The issue of whether the world will be able to avert climate doom will largely depend on the actions of some of the world’s most powerful countries, including China and the United States. Together, China and the United States account for nearly half of the world’s carbon dioxide emissions. Although China is the world’s top emitter of carbon dioxide, largely due to its burning of coal, the United States is responsible for the largest amount of historical emissions and remains the world’s second largest emitter of carbon dioxide.

“We have a responsibility, a major responsibility, around this climate issue, for two reasons,” Blinken explained last year. “First of all, today we are unfortunately the number two emitter in the world after China.” And second, “what we did for our own development, we did things that we are asking other countries not to do today,” such as use coal.

Officials in Washington have been slow to take responsibility, however. Leaders in both political parties continue to prioritize U.S. dominance in oil and natural gas over a global just transition to clean energy. The Biden administration has set a goal of reducing U.S. greenhouse gas emissions to half of the country’s 2005 levels by 2030, but the country is not on track to meet the administration’s target.

Republican leaders have largely dismissed the climate threat, falsely claiming that climate science is unclear and inconclusive. Republicans are organizing around Project 2025, a plan to increase drilling and eliminate environmental protections.

Natural gas is going to be “the most important energy resource for the next 40 years,” Pompeo said at last month’s event. Both oil and natural gas, he insisted, “are going to continue to be very important.”

Many U.S. officials see oil and natural gas as strategic assets. They believe that U.S. energy dominance will enable the United States to maintain influence over countries that have fewer resources, such as China.

“China has almost none of them, so we have an enormous amount of leverage with respect to that,” Pompeo said, referring to oil and natural gas.

In contrast to their Republican counterparts, Democratic leaders have been more willing to acknowledge the climate threat, sometimes describing the climate crisis as the greatest challenge of our time, but they share many of the same priorities.

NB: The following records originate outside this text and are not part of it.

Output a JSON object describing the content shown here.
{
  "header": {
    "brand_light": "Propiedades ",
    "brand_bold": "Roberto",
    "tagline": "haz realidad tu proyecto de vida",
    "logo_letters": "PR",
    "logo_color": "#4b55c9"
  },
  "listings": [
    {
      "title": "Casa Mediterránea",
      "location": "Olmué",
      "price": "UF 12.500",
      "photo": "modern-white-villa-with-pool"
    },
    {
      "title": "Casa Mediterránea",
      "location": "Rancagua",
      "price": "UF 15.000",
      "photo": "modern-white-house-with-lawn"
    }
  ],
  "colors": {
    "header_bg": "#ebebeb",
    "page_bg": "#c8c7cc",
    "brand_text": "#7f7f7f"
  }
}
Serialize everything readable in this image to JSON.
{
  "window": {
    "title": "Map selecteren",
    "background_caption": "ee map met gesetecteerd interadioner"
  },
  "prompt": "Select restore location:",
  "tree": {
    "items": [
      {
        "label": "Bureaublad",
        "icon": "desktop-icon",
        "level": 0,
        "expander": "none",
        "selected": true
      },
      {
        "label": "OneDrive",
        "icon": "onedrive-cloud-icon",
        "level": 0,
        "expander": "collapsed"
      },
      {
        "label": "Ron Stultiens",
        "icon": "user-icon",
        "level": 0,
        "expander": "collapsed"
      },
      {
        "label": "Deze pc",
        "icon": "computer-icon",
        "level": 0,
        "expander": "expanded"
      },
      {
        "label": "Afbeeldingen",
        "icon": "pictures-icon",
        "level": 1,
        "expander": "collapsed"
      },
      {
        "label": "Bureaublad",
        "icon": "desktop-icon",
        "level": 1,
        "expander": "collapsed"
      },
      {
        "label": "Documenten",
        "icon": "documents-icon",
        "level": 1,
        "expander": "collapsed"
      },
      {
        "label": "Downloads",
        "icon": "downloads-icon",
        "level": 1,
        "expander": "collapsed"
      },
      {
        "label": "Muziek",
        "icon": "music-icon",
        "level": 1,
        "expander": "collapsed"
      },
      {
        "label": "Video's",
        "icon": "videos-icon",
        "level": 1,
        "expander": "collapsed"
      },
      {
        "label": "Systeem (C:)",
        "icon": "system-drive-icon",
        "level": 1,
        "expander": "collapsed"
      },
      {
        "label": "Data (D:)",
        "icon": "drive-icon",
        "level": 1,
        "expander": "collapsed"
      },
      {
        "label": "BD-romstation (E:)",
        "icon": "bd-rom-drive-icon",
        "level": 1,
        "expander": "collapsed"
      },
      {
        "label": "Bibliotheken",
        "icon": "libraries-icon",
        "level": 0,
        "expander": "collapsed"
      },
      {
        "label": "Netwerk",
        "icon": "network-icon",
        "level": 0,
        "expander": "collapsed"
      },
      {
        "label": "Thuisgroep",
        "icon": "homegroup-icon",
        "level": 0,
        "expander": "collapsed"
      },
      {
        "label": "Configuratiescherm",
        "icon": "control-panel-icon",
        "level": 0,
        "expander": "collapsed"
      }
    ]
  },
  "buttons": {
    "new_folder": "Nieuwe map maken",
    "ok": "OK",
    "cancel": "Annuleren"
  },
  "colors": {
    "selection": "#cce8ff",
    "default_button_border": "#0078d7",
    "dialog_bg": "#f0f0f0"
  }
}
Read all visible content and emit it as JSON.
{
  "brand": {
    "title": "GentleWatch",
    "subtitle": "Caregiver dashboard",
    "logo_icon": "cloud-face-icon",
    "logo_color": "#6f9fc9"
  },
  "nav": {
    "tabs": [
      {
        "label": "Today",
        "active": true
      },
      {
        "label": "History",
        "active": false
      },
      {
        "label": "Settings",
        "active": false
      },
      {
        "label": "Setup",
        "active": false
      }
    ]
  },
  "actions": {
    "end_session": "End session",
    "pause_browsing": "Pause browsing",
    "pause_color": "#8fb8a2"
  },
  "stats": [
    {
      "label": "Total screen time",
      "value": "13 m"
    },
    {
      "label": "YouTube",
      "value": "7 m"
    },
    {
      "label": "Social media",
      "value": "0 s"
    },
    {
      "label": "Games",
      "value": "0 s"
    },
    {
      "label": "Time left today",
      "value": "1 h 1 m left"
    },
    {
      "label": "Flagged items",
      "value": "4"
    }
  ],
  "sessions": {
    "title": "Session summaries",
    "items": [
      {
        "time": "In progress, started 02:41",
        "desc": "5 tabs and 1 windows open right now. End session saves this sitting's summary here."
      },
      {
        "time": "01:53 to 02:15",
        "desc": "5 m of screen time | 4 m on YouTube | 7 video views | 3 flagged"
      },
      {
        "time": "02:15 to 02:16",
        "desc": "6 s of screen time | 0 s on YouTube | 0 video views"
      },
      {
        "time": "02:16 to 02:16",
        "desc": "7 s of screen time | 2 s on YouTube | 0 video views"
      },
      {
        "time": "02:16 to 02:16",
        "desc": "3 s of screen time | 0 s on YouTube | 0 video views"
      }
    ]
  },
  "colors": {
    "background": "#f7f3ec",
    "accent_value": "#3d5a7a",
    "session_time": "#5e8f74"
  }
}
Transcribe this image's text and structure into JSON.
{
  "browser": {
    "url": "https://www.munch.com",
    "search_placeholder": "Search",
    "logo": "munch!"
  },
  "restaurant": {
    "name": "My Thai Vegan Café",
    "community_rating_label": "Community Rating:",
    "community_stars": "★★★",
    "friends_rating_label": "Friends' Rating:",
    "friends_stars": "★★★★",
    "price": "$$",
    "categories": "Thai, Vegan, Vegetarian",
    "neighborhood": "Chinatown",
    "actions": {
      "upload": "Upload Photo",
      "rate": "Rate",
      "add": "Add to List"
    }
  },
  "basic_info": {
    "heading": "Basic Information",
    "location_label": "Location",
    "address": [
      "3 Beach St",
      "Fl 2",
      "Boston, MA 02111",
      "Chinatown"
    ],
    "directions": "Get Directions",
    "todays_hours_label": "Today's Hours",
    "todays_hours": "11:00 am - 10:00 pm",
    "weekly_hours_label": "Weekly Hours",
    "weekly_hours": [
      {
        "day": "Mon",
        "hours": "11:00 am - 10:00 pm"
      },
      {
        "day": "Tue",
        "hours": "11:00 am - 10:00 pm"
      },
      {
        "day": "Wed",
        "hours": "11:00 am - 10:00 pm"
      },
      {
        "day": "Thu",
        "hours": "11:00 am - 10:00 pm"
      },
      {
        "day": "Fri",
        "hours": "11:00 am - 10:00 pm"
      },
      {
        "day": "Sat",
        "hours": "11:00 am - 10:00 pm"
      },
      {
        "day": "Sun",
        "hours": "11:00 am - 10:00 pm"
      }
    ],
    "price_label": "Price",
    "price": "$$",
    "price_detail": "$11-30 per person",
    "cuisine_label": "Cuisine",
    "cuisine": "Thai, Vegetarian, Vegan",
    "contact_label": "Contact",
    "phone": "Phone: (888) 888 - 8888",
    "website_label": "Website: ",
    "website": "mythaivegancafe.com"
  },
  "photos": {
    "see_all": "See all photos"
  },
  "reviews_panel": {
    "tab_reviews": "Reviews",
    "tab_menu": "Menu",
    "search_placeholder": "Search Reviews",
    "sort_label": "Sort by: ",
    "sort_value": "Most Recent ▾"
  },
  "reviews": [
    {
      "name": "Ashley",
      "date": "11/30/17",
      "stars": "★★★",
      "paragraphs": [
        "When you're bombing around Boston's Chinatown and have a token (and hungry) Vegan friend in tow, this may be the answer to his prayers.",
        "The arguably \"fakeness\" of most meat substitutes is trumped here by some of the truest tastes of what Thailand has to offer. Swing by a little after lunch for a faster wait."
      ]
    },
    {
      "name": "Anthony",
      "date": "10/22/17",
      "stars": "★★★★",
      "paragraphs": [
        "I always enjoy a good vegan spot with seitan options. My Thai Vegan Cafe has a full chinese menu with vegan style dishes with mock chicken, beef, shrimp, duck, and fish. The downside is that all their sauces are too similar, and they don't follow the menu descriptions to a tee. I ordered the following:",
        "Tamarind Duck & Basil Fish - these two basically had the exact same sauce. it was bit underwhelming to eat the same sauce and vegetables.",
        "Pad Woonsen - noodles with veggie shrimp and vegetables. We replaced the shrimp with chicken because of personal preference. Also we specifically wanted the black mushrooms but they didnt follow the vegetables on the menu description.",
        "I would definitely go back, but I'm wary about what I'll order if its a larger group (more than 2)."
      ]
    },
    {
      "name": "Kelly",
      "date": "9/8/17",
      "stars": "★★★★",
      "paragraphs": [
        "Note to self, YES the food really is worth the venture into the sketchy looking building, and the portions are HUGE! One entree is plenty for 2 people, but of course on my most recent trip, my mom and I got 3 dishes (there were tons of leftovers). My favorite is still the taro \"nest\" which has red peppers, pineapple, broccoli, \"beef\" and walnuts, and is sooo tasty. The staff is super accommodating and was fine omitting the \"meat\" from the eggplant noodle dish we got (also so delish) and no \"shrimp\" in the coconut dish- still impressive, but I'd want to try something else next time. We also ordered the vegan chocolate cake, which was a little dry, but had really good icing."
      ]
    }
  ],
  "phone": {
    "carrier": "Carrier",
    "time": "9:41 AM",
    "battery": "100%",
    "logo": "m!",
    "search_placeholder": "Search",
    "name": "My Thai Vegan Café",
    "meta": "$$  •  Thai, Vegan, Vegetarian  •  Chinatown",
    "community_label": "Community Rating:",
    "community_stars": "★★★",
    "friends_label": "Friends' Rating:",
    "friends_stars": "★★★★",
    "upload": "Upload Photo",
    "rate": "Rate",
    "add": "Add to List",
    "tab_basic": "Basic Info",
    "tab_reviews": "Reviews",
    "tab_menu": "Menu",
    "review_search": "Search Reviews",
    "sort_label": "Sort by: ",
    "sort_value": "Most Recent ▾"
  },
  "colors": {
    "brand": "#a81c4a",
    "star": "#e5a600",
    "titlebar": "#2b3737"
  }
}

Not only do they view oil and natural gas as strategic assets against China, but they remain committed to increasing the production and consumption of these two fossil fuels.

For years, the Biden administration has been pushing for more oil production. Even as the administration has supported a transition to clean and sustainable energy, backing unprecedented investments in batteries and renewable energies in the Inflation Reduction Act, the administration has empowered U.S. energy companies to keep setting records in oil and gas production, leading to record profits.

“There is nothing standing in the way of domestic oil and gas production,” Secretary of Energy Jennifer Granholm commented earlier this year.

What U.S. leaders and oil companies are doing, in short, is leading the world toward a climate catastrophe. By prioritizing fossil fuel production and great power politics over the findings of climate scientists, they are creating a future in which “we’re doomed,” as U.S. climate envoy John Kerry once put it.

“The world is not living sustainably, and if you look at history, civilizations have disappeared due to that reality,” Kerry said earlier this year.